• Here is a link to an interesting video to understand the transformer theory: video




The transformer paradigm has been first successfully applied in Natural Language Processing (NLP) and is currently highly investigated for image processing.

The basic concept of transformers lies in the generation of self attention maps to guide the decision making process of the underlying architecture. To illustrate the underlying mechanism, we will open the black box of the famous Vision Transformer (ViT) method. The overall architecture is given below:


Tokenization process

The first step is to convert the input data into a sequence of tokens, i.e. a sequence of vectors of dimensions \(\mathbb{R}^{1 \times (P^2 C)}\), with \(P^2 C\) being the length of each flattened patch. This step is called the tokenization process and involves a simple linear projection (i.e. a multiplication with a matrix of dimensions \(\mathbb{R}^{(P^2 C) \times D}\)) and a position embedding step which encodes spatial information. The same linear projection and position embedding operation are shared to encode each patch. This process is modeled as follows:

\[z_0 = [x_{class}; \, x^1_p\mathbf{E}; \, x^2_p\mathbf{E}; \, \cdots; \, x^N_p\mathbf{E}] + \mathbf{E}_{pos}\]

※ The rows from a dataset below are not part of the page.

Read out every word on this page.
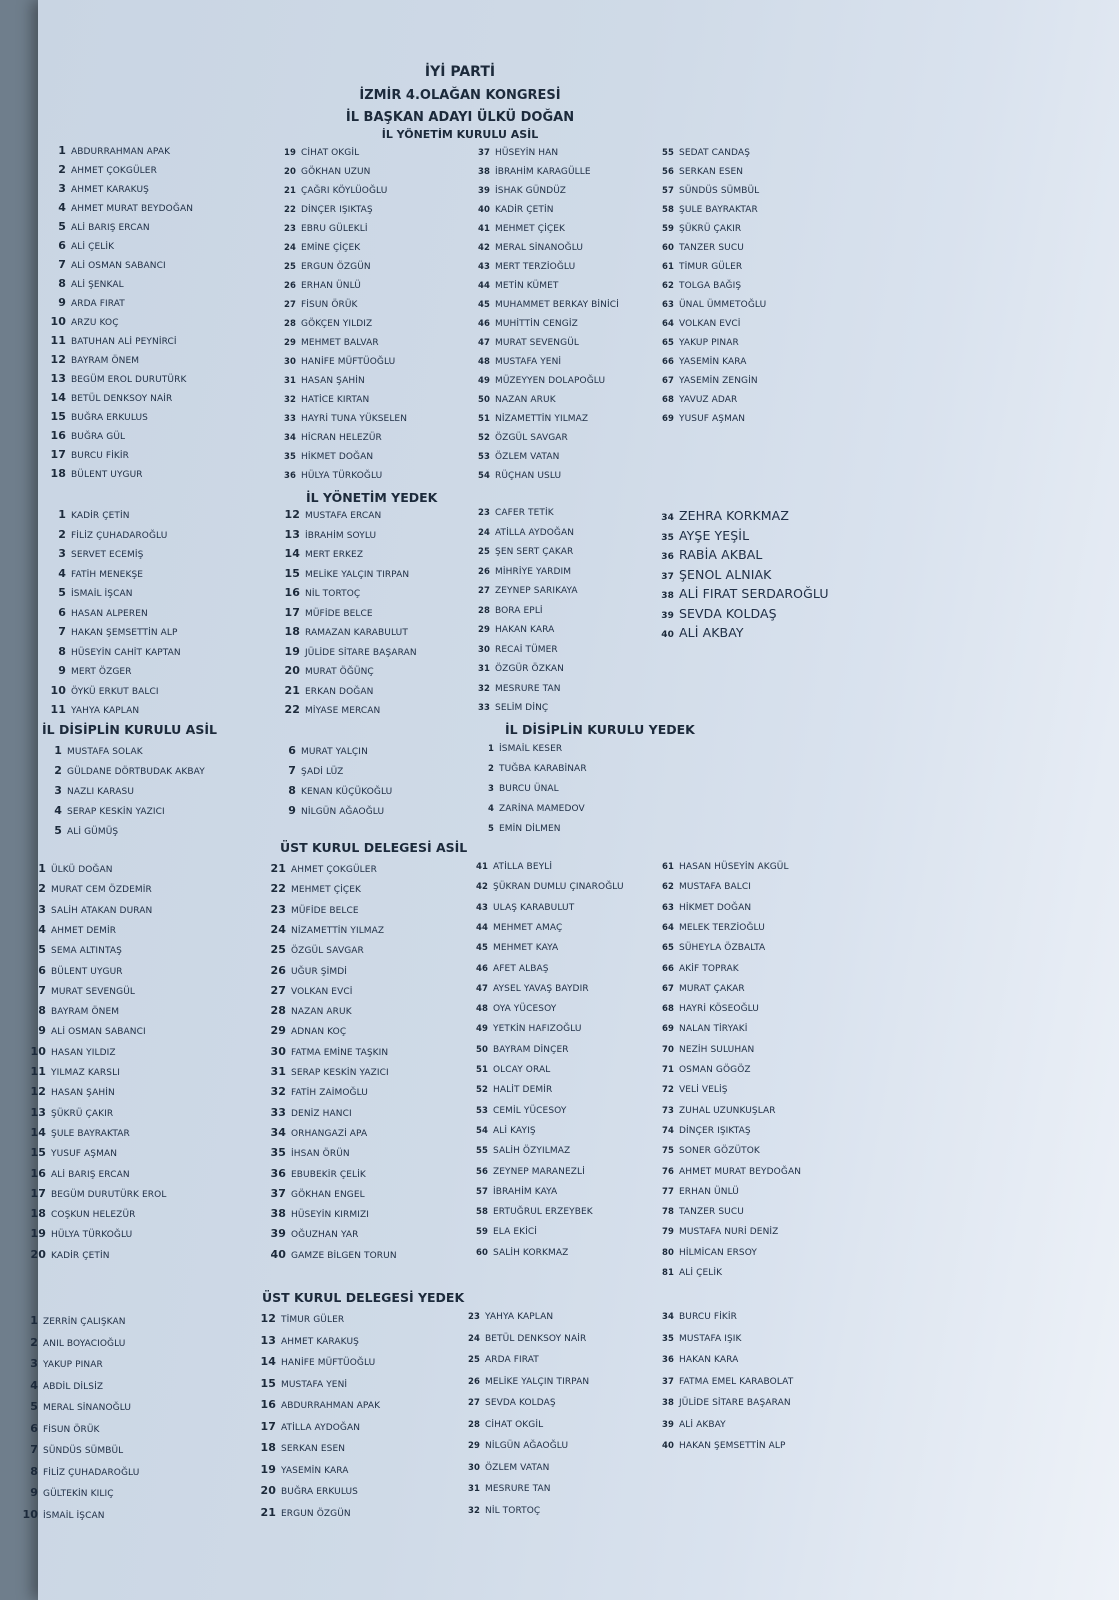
İYİ PARTİ
İZMİR 4.OLAĞAN KONGRESİ
İL BAŞKAN ADAYI ÜLKÜ DOĞAN
İL YÖNETİM KURULU ASİL
İL YÖNETİM YEDEK
İL DİSİPLİN KURULU ASİL	İL DİSİPLİN KURULU YEDEK
ÜST KURUL DELEGESİ ASİL
ÜST KURUL DELEGESİ YEDEK
1 ABDURRAHMAN APAK
2 AHMET ÇOKGÜLER
3 AHMET KARAKUŞ
4 AHMET MURAT BEYDOĞAN
5 ALİ BARIŞ ERCAN
6 ALİ ÇELİK
7 ALİ OSMAN SABANCI
8 ALİ ŞENKAL
9 ARDA FIRAT
10 ARZU KOÇ
11 BATUHAN ALİ PEYNİRCİ
12 BAYRAM ÖNEM
13 BEGÜM EROL DURUTÜRK
14 BETÜL DENKSOY NAİR
15 BUĞRA ERKULUS
16 BUĞRA GÜL
17 BURCU FİKİR
18 BÜLENT UYGUR
19 CİHAT OKGİL
20 GÖKHAN UZUN
21 ÇAĞRI KÖYLÜOĞLU
22 DİNÇER IŞIKTAŞ
23 EBRU GÜLEKLİ
24 EMİNE ÇİÇEK
25 ERGUN ÖZGÜN
26 ERHAN ÜNLÜ
27 FİSUN ÖRÜK
28 GÖKÇEN YILDIZ
29 MEHMET BALVAR
30 HANİFE MÜFTÜOĞLU
31 HASAN ŞAHİN
32 HATİCE KIRTAN
33 HAYRİ TUNA YÜKSELEN
34 HİCRAN HELEZÜR
35 HİKMET DOĞAN
36 HÜLYA TÜRKOĞLU
37 HÜSEYİN HAN
38 İBRAHİM KARAGÜLLE
39 İSHAK GÜNDÜZ
40 KADİR ÇETİN
41 MEHMET ÇİÇEK
42 MERAL SİNANOĞLU
43 MERT TERZİOĞLU
44 METİN KÜMET
45 MUHAMMET BERKAY BİNİCİ
46 MUHİTTİN CENGİZ
47 MURAT SEVENGÜL
48 MUSTAFA YENİ
49 MÜZEYYEN DOLAPOĞLU
50 NAZAN ARUK
51 NİZAMETTİN YILMAZ
52 ÖZGÜL SAVGAR
53 ÖZLEM VATAN
54 RÜÇHAN USLU
55 SEDAT CANDAŞ
56 SERKAN ESEN
57 SÜNDÜS SÜMBÜL
58 ŞULE BAYRAKTAR
59 ŞÜKRÜ ÇAKIR
60 TANZER SUCU
61 TİMUR GÜLER
62 TOLGA BAĞIŞ
63 ÜNAL ÜMMETOĞLU
64 VOLKAN EVCİ
65 YAKUP PINAR
66 YASEMİN KARA
67 YASEMİN ZENGİN
68 YAVUZ ADAR
69 YUSUF AŞMAN
1 KADİR ÇETİN
2 FİLİZ ÇUHADAROĞLU
3 SERVET ECEMİŞ
4 FATİH MENEKŞE
5 İSMAİL İŞCAN
6 HASAN ALPEREN
7 HAKAN ŞEMSETTİN ALP
8 HÜSEYİN CAHİT KAPTAN
9 MERT ÖZGER
10 ÖYKÜ ERKUT BALCI
11 YAHYA KAPLAN
12 MUSTAFA ERCAN
13 İBRAHİM SOYLU
14 MERT ERKEZ
15 MELİKE YALÇIN TIRPAN
16 NİL TORTOÇ
17 MÜFİDE BELCE
18 RAMAZAN KARABULUT
19 JÜLİDE SİTARE BAŞARAN
20 MURAT ÖĞÜNÇ
21 ERKAN DOĞAN
22 MİYASE MERCAN
23 CAFER TETİK
24 ATİLLA AYDOĞAN
25 ŞEN SERT ÇAKAR
26 MİHRİYE YARDIM
27 ZEYNEP SARIKAYA
28 BORA EPLİ
29 HAKAN KARA
30 RECAİ TÜMER
31 ÖZGÜR ÖZKAN
32 MESRURE TAN
33 SELİM DİNÇ
34 ZEHRA KORKMAZ
35 AYŞE YEŞİL
36 RABİA AKBAL
37 ŞENOL ALNIAK
38 ALİ FIRAT SERDAROĞLU
39 SEVDA KOLDAŞ
40 ALİ AKBAY
1 MUSTAFA SOLAK
2 GÜLDANE DÖRTBUDAK AKBAY
3 NAZLI KARASU
4 SERAP KESKİN YAZICI
5 ALİ GÜMÜŞ
6 MURAT YALÇIN
7 ŞADİ LÜZ
8 KENAN KÜÇÜKOĞLU
9 NİLGÜN AĞAOĞLU
1 İSMAİL KESER
2 TUĞBA KARABİNAR
3 BURCU ÜNAL
4 ZARİNA MAMEDOV
5 EMİN DİLMEN
1 ÜLKÜ DOĞAN
2 MURAT CEM ÖZDEMİR
3 SALİH ATAKAN DURAN
4 AHMET DEMİR
5 SEMA ALTINTAŞ
6 BÜLENT UYGUR
7 MURAT SEVENGÜL
8 BAYRAM ÖNEM
9 ALİ OSMAN SABANCI
10 HASAN YILDIZ
11 YILMAZ KARSLI
12 HASAN ŞAHİN
13 ŞÜKRÜ ÇAKIR
14 ŞULE BAYRAKTAR
15 YUSUF AŞMAN
16 ALİ BARIŞ ERCAN
17 BEGÜM DURUTÜRK EROL
18 COŞKUN HELEZÜR
19 HÜLYA TÜRKOĞLU
20 KADİR ÇETİN
21 AHMET ÇOKGÜLER
22 MEHMET ÇİÇEK
23 MÜFİDE BELCE
24 NİZAMETTİN YILMAZ
25 ÖZGÜL SAVGAR
26 UĞUR ŞİMDİ
27 VOLKAN EVCİ
28 NAZAN ARUK
29 ADNAN KOÇ
30 FATMA EMİNE TAŞKIN
31 SERAP KESKİN YAZICI
32 FATİH ZAİMOĞLU
33 DENİZ HANCI
34 ORHANGAZİ APA
35 İHSAN ÖRÜN
36 EBUBEKİR ÇELİK
37 GÖKHAN ENGEL
38 HÜSEYİN KIRMIZI
39 OĞUZHAN YAR
40 GAMZE BİLGEN TORUN
41 ATİLLA BEYLİ
42 ŞÜKRAN DUMLU ÇINAROĞLU
43 ULAŞ KARABULUT
44 MEHMET AMAÇ
45 MEHMET KAYA
46 AFET ALBAŞ
47 AYSEL YAVAŞ BAYDIR
48 OYA YÜCESOY
49 YETKİN HAFIZOĞLU
50 BAYRAM DİNÇER
51 OLCAY ORAL
52 HALİT DEMİR
53 CEMİL YÜCESOY
54 ALİ KAYIŞ
55 SALİH ÖZYILMAZ
56 ZEYNEP MARANEZLİ
57 İBRAHİM KAYA
58 ERTUĞRUL ERZEYBEK
59 ELA EKİCİ
60 SALİH KORKMAZ
61 HASAN HÜSEYİN AKGÜL
62 MUSTAFA BALCI
63 HİKMET DOĞAN
64 MELEK TERZİOĞLU
65 SÜHEYLA ÖZBALTA
66 AKİF TOPRAK
67 MURAT ÇAKAR
68 HAYRİ KÖSEOĞLU
69 NALAN TİRYAKİ
70 NEZİH SULUHAN
71 OSMAN GÖGÖZ
72 VELİ VELİŞ
73 ZUHAL UZUNKUŞLAR
74 DİNÇER IŞIKTAŞ
75 SONER GÖZÜTOK
76 AHMET MURAT BEYDOĞAN
77 ERHAN ÜNLÜ
78 TANZER SUCU
79 MUSTAFA NURİ DENİZ
80 HİLMİCAN ERSOY
81 ALİ ÇELİK
1 ZERRİN ÇALIŞKAN
2 ANIL BOYACIOĞLU
3 YAKUP PINAR
4 ABDİL DİLSİZ
5 MERAL SİNANOĞLU
6 FİSUN ÖRÜK
7 SÜNDÜS SÜMBÜL
8 FİLİZ ÇUHADAROĞLU
9 GÜLTEKİN KILIÇ
10 İSMAİL İŞCAN
12 TİMUR GÜLER
13 AHMET KARAKUŞ
14 HANİFE MÜFTÜOĞLU
15 MUSTAFA YENİ
16 ABDURRAHMAN APAK
17 ATİLLA AYDOĞAN
18 SERKAN ESEN
19 YASEMİN KARA
20 BUĞRA ERKULUS
21 ERGUN ÖZGÜN
23 YAHYA KAPLAN
24 BETÜL DENKSOY NAİR
25 ARDA FIRAT
26 MELİKE YALÇIN TIRPAN
27 SEVDA KOLDAŞ
28 CİHAT OKGİL
29 NİLGÜN AĞAOĞLU
30 ÖZLEM VATAN
31 MESRURE TAN
32 NİL TORTOÇ
34 BURCU FİKİR
35 MUSTAFA IŞIK
36 HAKAN KARA
37 FATMA EMEL KARABOLAT
38 JÜLİDE SİTARE BAŞARAN
39 ALİ AKBAY
40 HAKAN ŞEMSETTİN ALP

       \(\mathbf{E}\) being the linear projection matrix of size \(\mathbf{E} \in \mathbb{R}^{(P^2 C) \times D}\)
       \(\mathbf{E}_{pos}\) being the output of the position embedding operation with dimensions \(\mathbf{E}_{pos} \in \mathbb{R}^{(N+1) \times D}\)


The figure below illustrates the tokenization process used in ViT.


Transformer encoder

The figure below presents an overview of the encoding layer of a transformer. It is composed of two main steps.


The goal of the first step is to compute attention maps between tokens. The output corresponds to \(z^{'}_l\) which is modeled as follows:

\[z^{'}_l = \text{MHA}(\text{LN}(z_{l-1})) + z_{l-1} \quad \quad \quad \quad l=1 \cdots L\]

The goal of the second step is to introduce non-linearities to compute more relevant sequence of tokens. The output corresponds to \(z_l\) which is modeled as follows:

\[z_l = \text{MLP}(\text{LN}(z^{'}_{l})) + z^{'}_{l} \quad \quad \quad \quad l=1 \cdots L\]


Norm step

Normalization was inserted into the encoding layer to control the dynamics of the token values before each of the two key steps. The corresponding diagram is given below:


MLP step

The diagram of the \(\text{MLP}\) procedure is given below:


Multi-Head Attention block

The Multi-Head Attention (MHA) block is the key element of the encoding layer. It is based on the “QKV” paradigm, but what does “QKV” mean ? Before answering this question, let’s zoom in on the MHA block and get an overview of its structure.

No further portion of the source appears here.